BelVita should be prepared to be called brekky biccy in England.

My father claimed to have named Velveeta (though I always thought it was in 1919) in an office contest at a Cleveland ad agency (Franklin Bruck, if i'm correctly remembering his curriculum vita) where he was a copyboy, and it never struck me as the sort of thing one would make up. He said it was his least favorite of three names he submitted (other 2 lost to time); who would find it appealing to visualize chewing velvet? He went on to a 25-year career in advertising and a 15-year career producing and writing for game shows on radio and tv. In his honor I prepare an astonishingly popular broccoli-Velveeta dish (well, that's not the right ingredient order) each Thanksgiving. Velveeta, for anyone interested in the food chain, is a technological marvel made by solidifying the whey remaining from the production of American cheese, which in turn is made from the leftover whey of virtually every cheese produced in Wisconsin.

This kind of situation is bound to happen in multinational mergers of consumer products companies. The confusion that the Velveeta/belVita marks provoke is not confusion as to the source, sponsorship, affiliation, or connection of the goods, because their origin up the corporate ladder is the same. Kraft wins no matter which product you buy! It's more, as you explained, an internal marketing challenge. But I'd guess the name recognition of the Velveeta mark was probably a major factor in bringing belVita to the US - calling to mind such a famous brand with impunity is a nice option to have.

@Dave Blake: True or apocryphal, your father's story is wonderful. Thanks for sharing it.

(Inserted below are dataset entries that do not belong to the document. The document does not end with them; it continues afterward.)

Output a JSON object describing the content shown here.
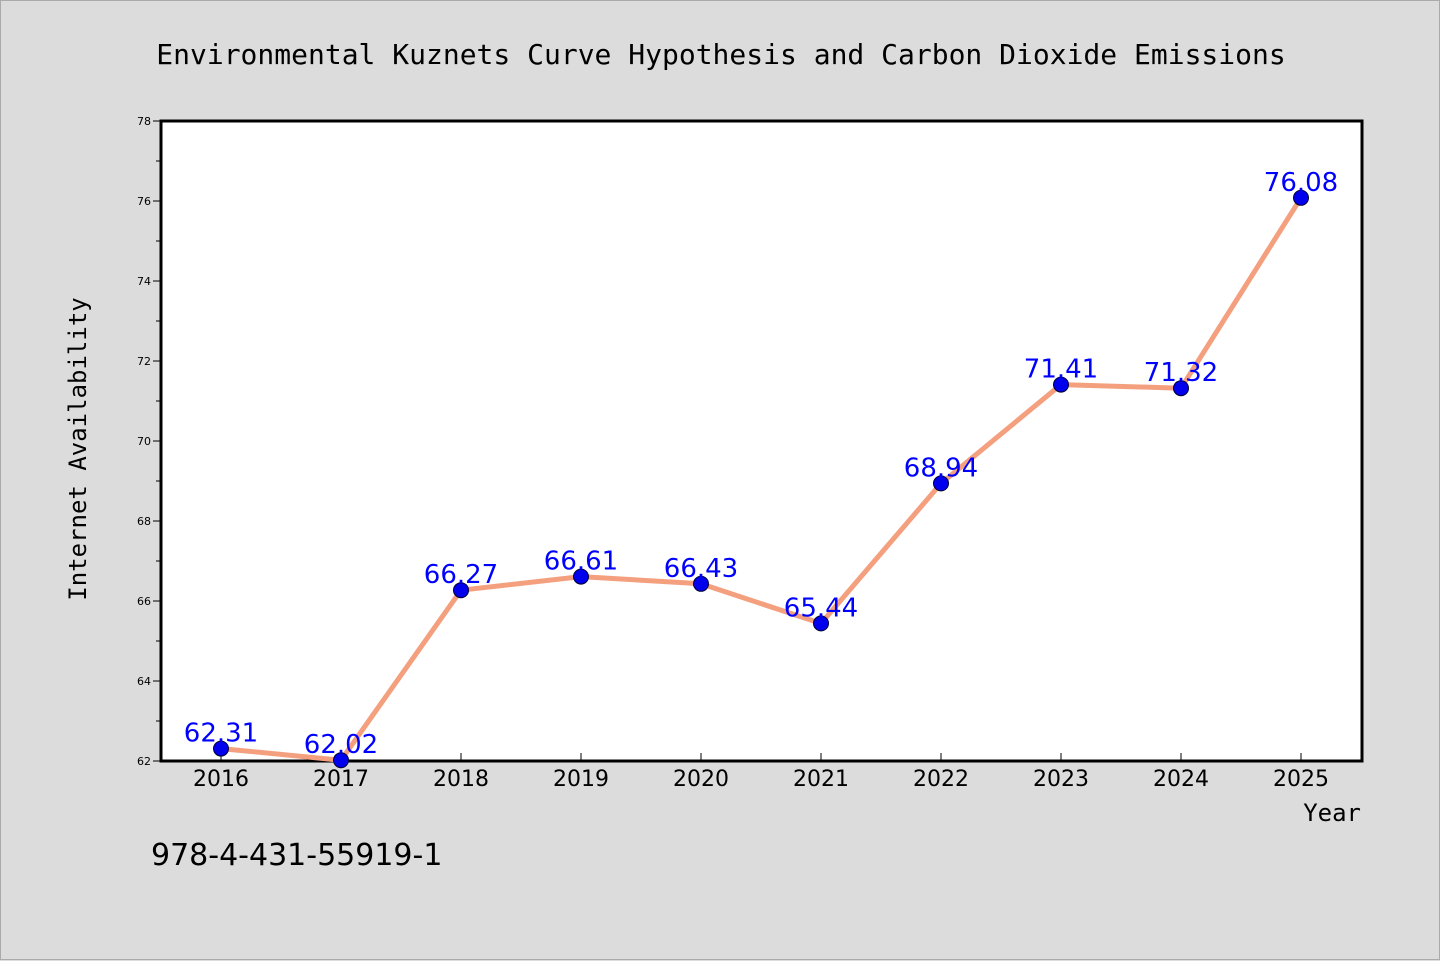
{
  "chart_data": {
    "type": "line",
    "title": "Environmental Kuznets Curve Hypothesis and Carbon Dioxide Emissions",
    "xlabel": "Year",
    "ylabel": "Internet Availability",
    "categories": [
      "2016",
      "2017",
      "2018",
      "2019",
      "2020",
      "2021",
      "2022",
      "2023",
      "2024",
      "2025"
    ],
    "values": [
      62.31,
      62.02,
      66.27,
      66.61,
      66.43,
      65.44,
      68.94,
      71.41,
      71.32,
      76.08
    ],
    "value_labels": [
      "62.31",
      "62.02",
      "66.27",
      "66.61",
      "66.43",
      "65.44",
      "68.94",
      "71.41",
      "71.32",
      "76.08"
    ],
    "ylim": [
      62,
      78
    ],
    "yticks": [
      "62",
      "64",
      "66",
      "68",
      "70",
      "72",
      "74",
      "76",
      "78"
    ],
    "grid": false,
    "legend": "none",
    "colors": {
      "line": "#f4a07e",
      "marker": "#0000ee",
      "value_label": "#0000ff",
      "background": "#dcdcdc",
      "plot_background": "#ffffff"
    }
  },
  "footer_text": "978-4-431-55919-1"
}
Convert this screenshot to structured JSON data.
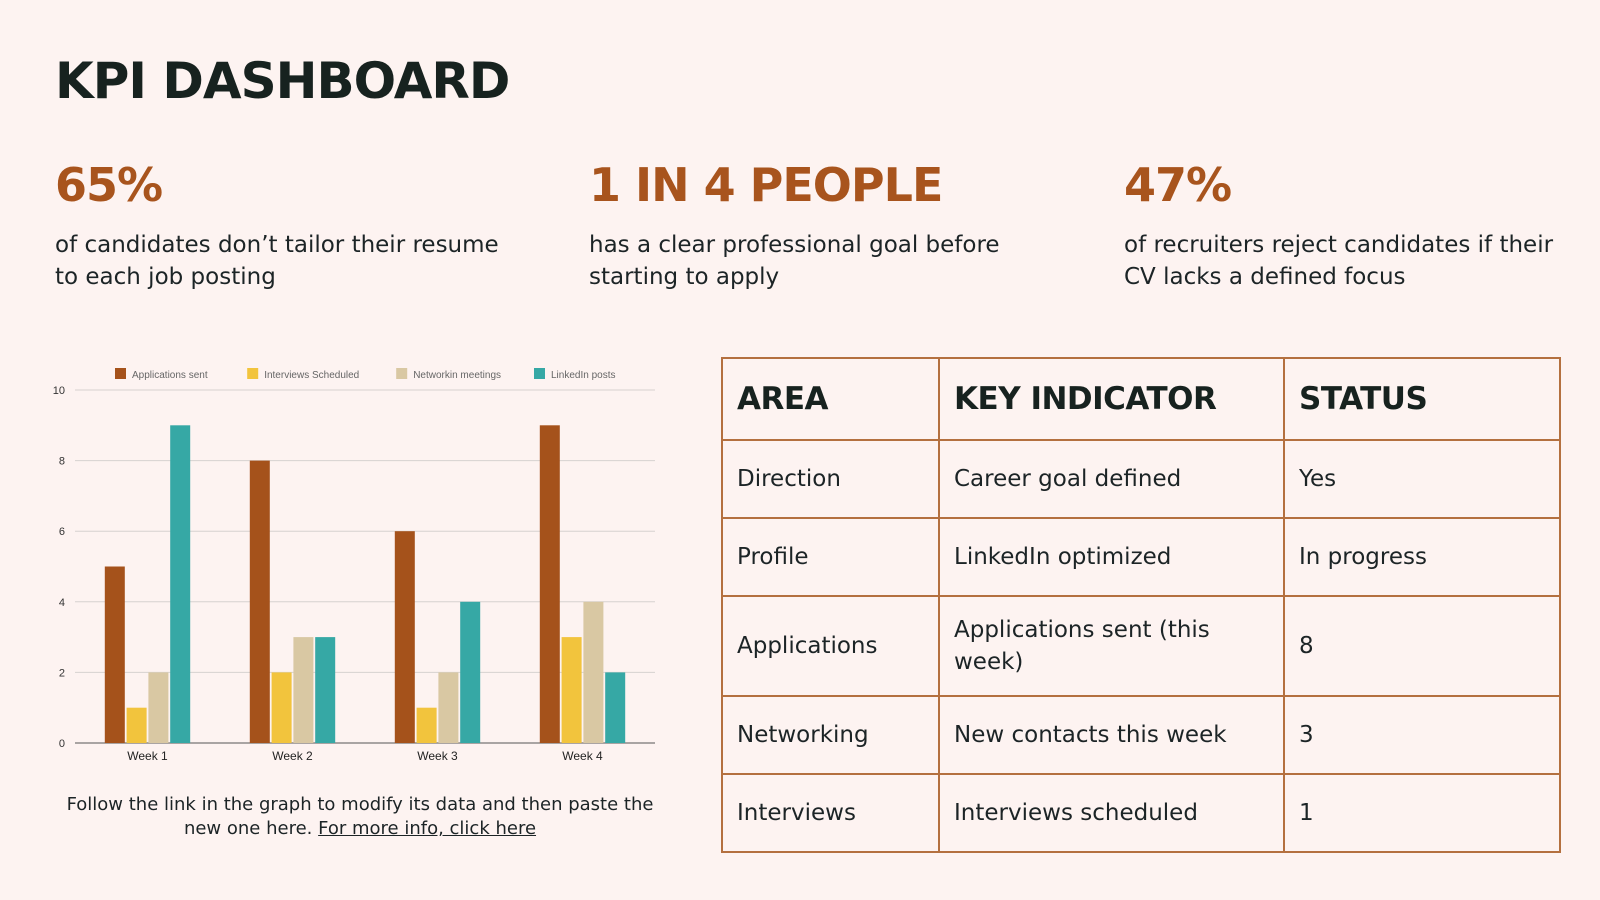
{
  "title": "KPI DASHBOARD",
  "stats": [
    {
      "value": "65%",
      "text": "of candidates don’t tailor their resume to each job posting"
    },
    {
      "value": "1 IN 4 PEOPLE",
      "text": "has a clear professional goal before starting to apply"
    },
    {
      "value": "47%",
      "text": "of recruiters reject candidates if their CV lacks a defined focus"
    }
  ],
  "chart_data": {
    "type": "bar",
    "categories": [
      "Week 1",
      "Week 2",
      "Week 3",
      "Week 4"
    ],
    "series": [
      {
        "name": "Applications sent",
        "color": "#a5521b",
        "values": [
          5,
          8,
          6,
          9
        ]
      },
      {
        "name": "Interviews Scheduled",
        "color": "#f2c43d",
        "values": [
          1,
          2,
          1,
          3
        ]
      },
      {
        "name": "Networkin meetings",
        "color": "#d9c8a3",
        "values": [
          2,
          3,
          2,
          4
        ]
      },
      {
        "name": "LinkedIn posts",
        "color": "#36a8a5",
        "values": [
          9,
          3,
          4,
          2
        ]
      }
    ],
    "yticks": [
      "0",
      "2",
      "4",
      "6",
      "8",
      "10"
    ],
    "ylim": [
      0,
      10
    ],
    "grid": true,
    "legend": "top"
  },
  "caption": {
    "text": "Follow the link in the graph to modify its data and then paste the new one here.",
    "link": "For more info, click here"
  },
  "table": {
    "headers": [
      "AREA",
      "KEY INDICATOR",
      "STATUS"
    ],
    "rows": [
      {
        "area": "Direction",
        "indicator": "Career goal defined",
        "status": "Yes"
      },
      {
        "area": "Profile",
        "indicator": "LinkedIn optimized",
        "status": "In progress"
      },
      {
        "area": "Applications",
        "indicator": "Applications sent (this week)",
        "status": "8"
      },
      {
        "area": "Networking",
        "indicator": "New contacts this week",
        "status": "3"
      },
      {
        "area": "Interviews",
        "indicator": "Interviews scheduled",
        "status": "1"
      }
    ]
  },
  "colors": {
    "accent": "#a8541d",
    "background": "#fdf3f1",
    "border": "#b4703f"
  }
}
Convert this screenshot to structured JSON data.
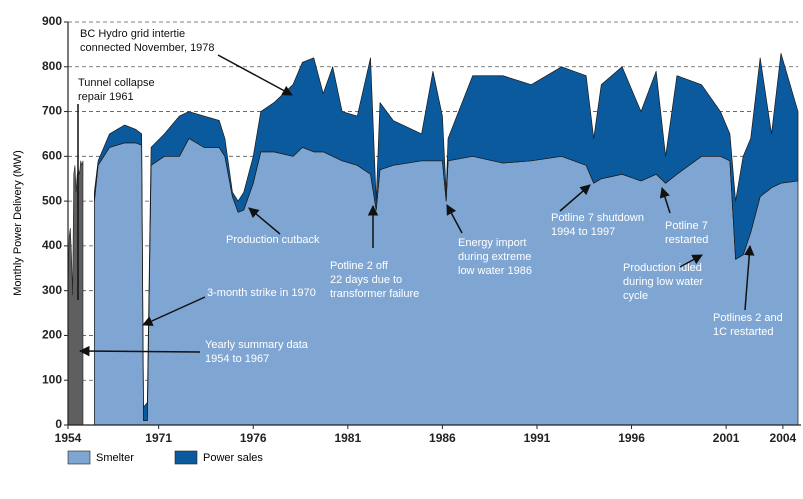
{
  "chart_data": {
    "type": "stacked-area",
    "ylabel": "Monthly Power Delivery (MW)",
    "ylim": [
      0,
      900
    ],
    "yticks": [
      0,
      100,
      200,
      300,
      400,
      500,
      600,
      700,
      800,
      900
    ],
    "xlim": [
      1954,
      2004.8
    ],
    "xbreak": 1967,
    "xticks": [
      1954,
      1971,
      1976,
      1981,
      1986,
      1991,
      1996,
      2001,
      2004
    ],
    "grid": true,
    "summary": {
      "color": "#5f5f5f",
      "x": [
        1954,
        1955,
        1956,
        1957,
        1958,
        1959,
        1960,
        1961,
        1962,
        1963,
        1964,
        1965,
        1966,
        1967
      ],
      "values": [
        300,
        420,
        440,
        380,
        290,
        560,
        580,
        520,
        560,
        570,
        560,
        590,
        580,
        590
      ]
    },
    "x": [
      1967.6,
      1967.8,
      1968.1,
      1968.4,
      1969.2,
      1969.8,
      1970.1,
      1970.2,
      1970.4,
      1970.6,
      1971.3,
      1972.1,
      1972.6,
      1973.4,
      1974.2,
      1974.5,
      1974.9,
      1975.2,
      1975.5,
      1976.0,
      1976.4,
      1977.1,
      1978.1,
      1978.6,
      1979.2,
      1979.7,
      1980.2,
      1980.7,
      1981.5,
      1982.2,
      1982.5,
      1982.7,
      1983.4,
      1984.9,
      1985.5,
      1986.0,
      1986.2,
      1986.3,
      1987.6,
      1989.2,
      1990.7,
      1992.3,
      1993.6,
      1994.0,
      1994.4,
      1995.5,
      1996.5,
      1997.3,
      1997.8,
      1998.4,
      1999.7,
      2000.7,
      2001.2,
      2001.5,
      2001.9,
      2002.3,
      2002.8,
      2003.4,
      2003.9,
      2004.8
    ],
    "series": [
      {
        "name": "Smelter",
        "color": "#7fa6d2",
        "values": [
          500,
          580,
          600,
          620,
          630,
          630,
          625,
          10,
          10,
          580,
          600,
          600,
          640,
          620,
          620,
          600,
          510,
          475,
          480,
          540,
          610,
          610,
          600,
          620,
          610,
          610,
          600,
          590,
          580,
          560,
          480,
          570,
          580,
          590,
          590,
          590,
          500,
          590,
          600,
          585,
          590,
          600,
          580,
          540,
          550,
          560,
          545,
          560,
          540,
          560,
          600,
          600,
          590,
          370,
          380,
          430,
          510,
          530,
          540,
          545
        ]
      },
      {
        "name": "Power sales",
        "color": "#0b5a9e",
        "values": [
          20,
          10,
          20,
          30,
          40,
          30,
          25,
          30,
          40,
          40,
          50,
          90,
          60,
          70,
          60,
          40,
          10,
          25,
          40,
          60,
          90,
          110,
          160,
          190,
          210,
          130,
          200,
          110,
          110,
          260,
          20,
          150,
          100,
          60,
          200,
          100,
          20,
          50,
          180,
          195,
          170,
          200,
          200,
          100,
          210,
          240,
          155,
          230,
          60,
          220,
          160,
          100,
          60,
          130,
          220,
          210,
          310,
          120,
          290,
          155
        ]
      }
    ],
    "annotations": [
      {
        "lines": [
          "BC Hydro grid intertie",
          "connected November, 1978"
        ],
        "color": "#111"
      },
      {
        "lines": [
          "Tunnel collapse",
          "repair 1961"
        ],
        "color": "#111"
      },
      {
        "lines": [
          "Production cutback"
        ],
        "color": "#fff"
      },
      {
        "lines": [
          "3-month strike in 1970"
        ],
        "color": "#fff"
      },
      {
        "lines": [
          "Yearly summary data",
          "1954 to 1967"
        ],
        "color": "#fff"
      },
      {
        "lines": [
          "Potline 2 off",
          "22 days due to",
          "transformer failure"
        ],
        "color": "#fff"
      },
      {
        "lines": [
          "Energy import",
          "during extreme",
          "low water 1986"
        ],
        "color": "#fff"
      },
      {
        "lines": [
          "Potline 7 shutdown",
          "1994 to 1997"
        ],
        "color": "#fff"
      },
      {
        "lines": [
          "Potline 7",
          "restarted"
        ],
        "color": "#fff"
      },
      {
        "lines": [
          "Production idled",
          "during low water",
          "cycle"
        ],
        "color": "#fff"
      },
      {
        "lines": [
          "Potlines 2 and",
          "1C restarted"
        ],
        "color": "#fff"
      }
    ]
  }
}
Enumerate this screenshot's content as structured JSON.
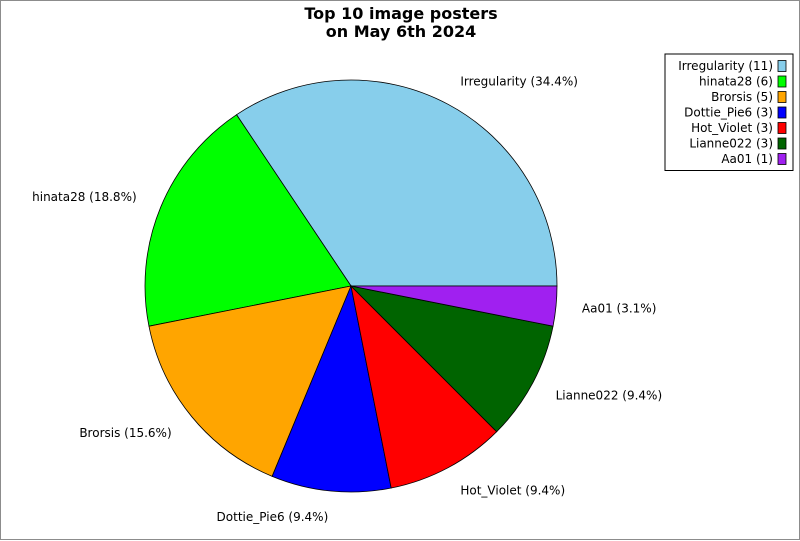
{
  "chart_data": {
    "type": "pie",
    "title": "Top 10 image posters\non May 6th 2024",
    "title_lines": [
      "Top 10 image posters",
      "on May 6th 2024"
    ],
    "legend_position": "top-right",
    "slices": [
      {
        "name": "Irregularity",
        "value": 11,
        "percent": "34.4%",
        "color": "#87ceeb",
        "label": "Irregularity (34.4%)",
        "legend": "Irregularity (11)"
      },
      {
        "name": "hinata28",
        "value": 6,
        "percent": "18.8%",
        "color": "#00ff00",
        "label": "hinata28 (18.8%)",
        "legend": "hinata28 (6)"
      },
      {
        "name": "Brorsis",
        "value": 5,
        "percent": "15.6%",
        "color": "#ffa500",
        "label": "Brorsis (15.6%)",
        "legend": "Brorsis (5)"
      },
      {
        "name": "Dottie_Pie6",
        "value": 3,
        "percent": "9.4%",
        "color": "#0000ff",
        "label": "Dottie_Pie6 (9.4%)",
        "legend": "Dottie_Pie6 (3)"
      },
      {
        "name": "Hot_Violet",
        "value": 3,
        "percent": "9.4%",
        "color": "#ff0000",
        "label": "Hot_Violet (9.4%)",
        "legend": "Hot_Violet (3)"
      },
      {
        "name": "Lianne022",
        "value": 3,
        "percent": "9.4%",
        "color": "#006400",
        "label": "Lianne022 (9.4%)",
        "legend": "Lianne022 (3)"
      },
      {
        "name": "Aa01",
        "value": 1,
        "percent": "3.1%",
        "color": "#a020f0",
        "label": "Aa01 (3.1%)",
        "legend": "Aa01 (1)"
      }
    ]
  }
}
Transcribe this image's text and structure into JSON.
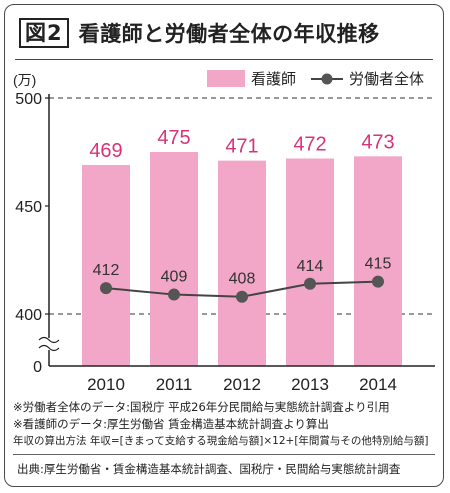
{
  "figure": {
    "badge": "図2",
    "title": "看護師と労働者全体の年収推移"
  },
  "colors": {
    "bar": "#f3a7c8",
    "bar_label": "#d6347a",
    "line": "#444444",
    "point": "#555555",
    "point_label": "#333333",
    "axis": "#222222",
    "grid": "#333333"
  },
  "chart_data": {
    "type": "bar",
    "categories": [
      "2010",
      "2011",
      "2012",
      "2013",
      "2014"
    ],
    "series": [
      {
        "name": "看護師",
        "kind": "bar",
        "values": [
          469,
          475,
          471,
          472,
          473
        ]
      },
      {
        "name": "労働者全体",
        "kind": "line",
        "values": [
          412,
          409,
          408,
          414,
          415
        ]
      }
    ],
    "unit_label": "(万)",
    "yticks": [
      400,
      450,
      500
    ],
    "ylim": [
      400,
      500
    ],
    "y_axis_break": true,
    "y_baseline_label": "0",
    "grid": "dashed at 400 and 500",
    "legend_position": "top-right"
  },
  "notes": [
    "※労働者全体のデータ:国税庁 平成26年分民間給与実態統計調査より引用",
    "※看護師のデータ:厚生労働省 賃金構造基本統計調査より算出",
    "年収の算出方法 年収=[きまって支給する現金給与額]×12+[年間賞与その他特別給与額]"
  ],
  "source": "出典:厚生労働省・賃金構造基本統計調査、国税庁・民間給与実態統計調査"
}
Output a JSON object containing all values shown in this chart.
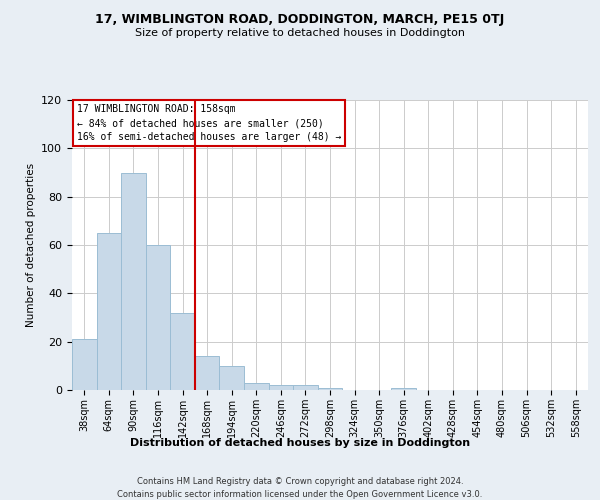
{
  "title": "17, WIMBLINGTON ROAD, DODDINGTON, MARCH, PE15 0TJ",
  "subtitle": "Size of property relative to detached houses in Doddington",
  "xlabel": "Distribution of detached houses by size in Doddington",
  "ylabel": "Number of detached properties",
  "bar_color": "#c8d9e8",
  "bar_edge_color": "#9bbdd4",
  "bin_labels": [
    "38sqm",
    "64sqm",
    "90sqm",
    "116sqm",
    "142sqm",
    "168sqm",
    "194sqm",
    "220sqm",
    "246sqm",
    "272sqm",
    "298sqm",
    "324sqm",
    "350sqm",
    "376sqm",
    "402sqm",
    "428sqm",
    "454sqm",
    "480sqm",
    "506sqm",
    "532sqm",
    "558sqm"
  ],
  "bar_values": [
    21,
    65,
    90,
    60,
    32,
    14,
    10,
    3,
    2,
    2,
    1,
    0,
    0,
    1,
    0,
    0,
    0,
    0,
    0,
    0,
    0
  ],
  "ylim": [
    0,
    120
  ],
  "yticks": [
    0,
    20,
    40,
    60,
    80,
    100,
    120
  ],
  "vline_color": "#cc0000",
  "annotation_title": "17 WIMBLINGTON ROAD: 158sqm",
  "annotation_line1": "← 84% of detached houses are smaller (250)",
  "annotation_line2": "16% of semi-detached houses are larger (48) →",
  "footer1": "Contains HM Land Registry data © Crown copyright and database right 2024.",
  "footer2": "Contains public sector information licensed under the Open Government Licence v3.0.",
  "background_color": "#e8eef4",
  "plot_bg_color": "#ffffff"
}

@Jessica: I knew you'd have some trademark wisdom to impart!

I can hardly wait for Emeril to market his own brand of packaged meat "products" and call it "Bam!"

The phrase "a cookie-like biscuit" must be equally confusing to British and American readers, but for different reasons.

The distinction between biscuit and cake was tested in the UK courts a while ago:
On this basis, should (American) cookies be considered cakes?

While there could be Spanish dialects that preserve some distinction, in standard spoken Spanish (both Iberian and Latin American) there is no distinction at all between the sounds represented by the letters ⟨b⟩ and ⟨v⟩ (both are plosive /b/ or fricative/approximant /β/ depending on the surrounding sounds).

The belVita marketers were also very active on Twitter. Soon after I tweeted you about Kraft companies having Velveeta and the similar belVita, I got offered a free box, as did seemingly everyone who tweeted "belVita." (I didn't even have to contemplate if it would be "biscuit-ola" because I didn't want their 6 or 7 grams of sugar per ounce.)